I quite like this spoons of sugar idea. Whether it’s on the front of the pack or the back of the pack, a per 100g breakdown of fat, salt, sugar, fibre, protein, carbs - whatever - is meaningless to the average consumer. With spoons of sugar it’s tangible: you know where you stand - at least so far as sugar is concerned.

So if you take Coca-Cola (the whipping boy of the health lobby), a super-serving in a cinema is 44 spoons of sugar. If it’s a 330ml can, it’s nine. No right minded person I know has nine teaspoons of sugar in their tea or coffee. Let alone 44! Thus teaspoons perfectly illustrate the importance of relativity in the debate on obesity.

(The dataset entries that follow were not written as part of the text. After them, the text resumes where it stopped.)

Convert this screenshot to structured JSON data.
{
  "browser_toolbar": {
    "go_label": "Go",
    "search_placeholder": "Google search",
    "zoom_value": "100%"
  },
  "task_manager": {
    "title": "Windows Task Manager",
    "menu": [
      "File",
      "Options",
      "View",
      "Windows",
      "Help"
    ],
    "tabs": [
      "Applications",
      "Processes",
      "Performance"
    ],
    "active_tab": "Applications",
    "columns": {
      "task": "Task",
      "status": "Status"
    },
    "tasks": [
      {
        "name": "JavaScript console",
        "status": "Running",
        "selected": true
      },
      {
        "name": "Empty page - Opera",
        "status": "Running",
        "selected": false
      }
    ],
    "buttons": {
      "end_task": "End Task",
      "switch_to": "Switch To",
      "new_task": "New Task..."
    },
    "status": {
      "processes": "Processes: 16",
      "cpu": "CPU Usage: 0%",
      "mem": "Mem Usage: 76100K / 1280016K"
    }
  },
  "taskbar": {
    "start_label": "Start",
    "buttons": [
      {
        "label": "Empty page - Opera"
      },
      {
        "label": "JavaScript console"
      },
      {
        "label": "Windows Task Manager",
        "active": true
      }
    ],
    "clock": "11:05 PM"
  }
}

“Teaspoons perfectly illustrate the importance of relativity in the debate on obesity”

Adam Leyland, Editor

Into this maelstrom Jamie Oliver this week swung his considerable heft - metaphorically, that is: the celebrity chef has shed two stone - 28 bags of sugar, or perhaps I should say, 3,164 spoons of sugar. And his documentary is certainly powerful, though the evidence from his Mexican adventure is far from conclusive: as we report, calorie consumption is down by as little as six calories per day.

But he’s also treading on thin ice(-ing sugar). Campaigning against obesity while flogging highly calorific food was always going to be dangerous. Maybe he thought ‘taxing’ fizzy drinks in his restaurants would take critics off the scent. Not so. He’s been criticised by health experts for not displaying the amount of sugar in his menus no less.

And it’s at this point that the unhealthy obsession with sugar becomes apparent. And the usefulness of sugar spoons evaporates. The menu at Jamie’s Italian shows quite clearly that the chocolate brownie contains 746 calories and features 87.5g carbs. Is the failure to disclose that it also contains 76.5g of sugar the big cover-up or oversight these health ‘experts’ suggest?

Surely the point here is not that this brownie contains 19 teaspoons of the sweet stuff - the equivalent of more than two cans of Coke. It’s the fact that, at 746 calories, it is more than five times as calorific as the Coke can’s 139 calories.

I’ve been saying this for years. We have an obesity crisis not because of what we eat and drink. It’s how much.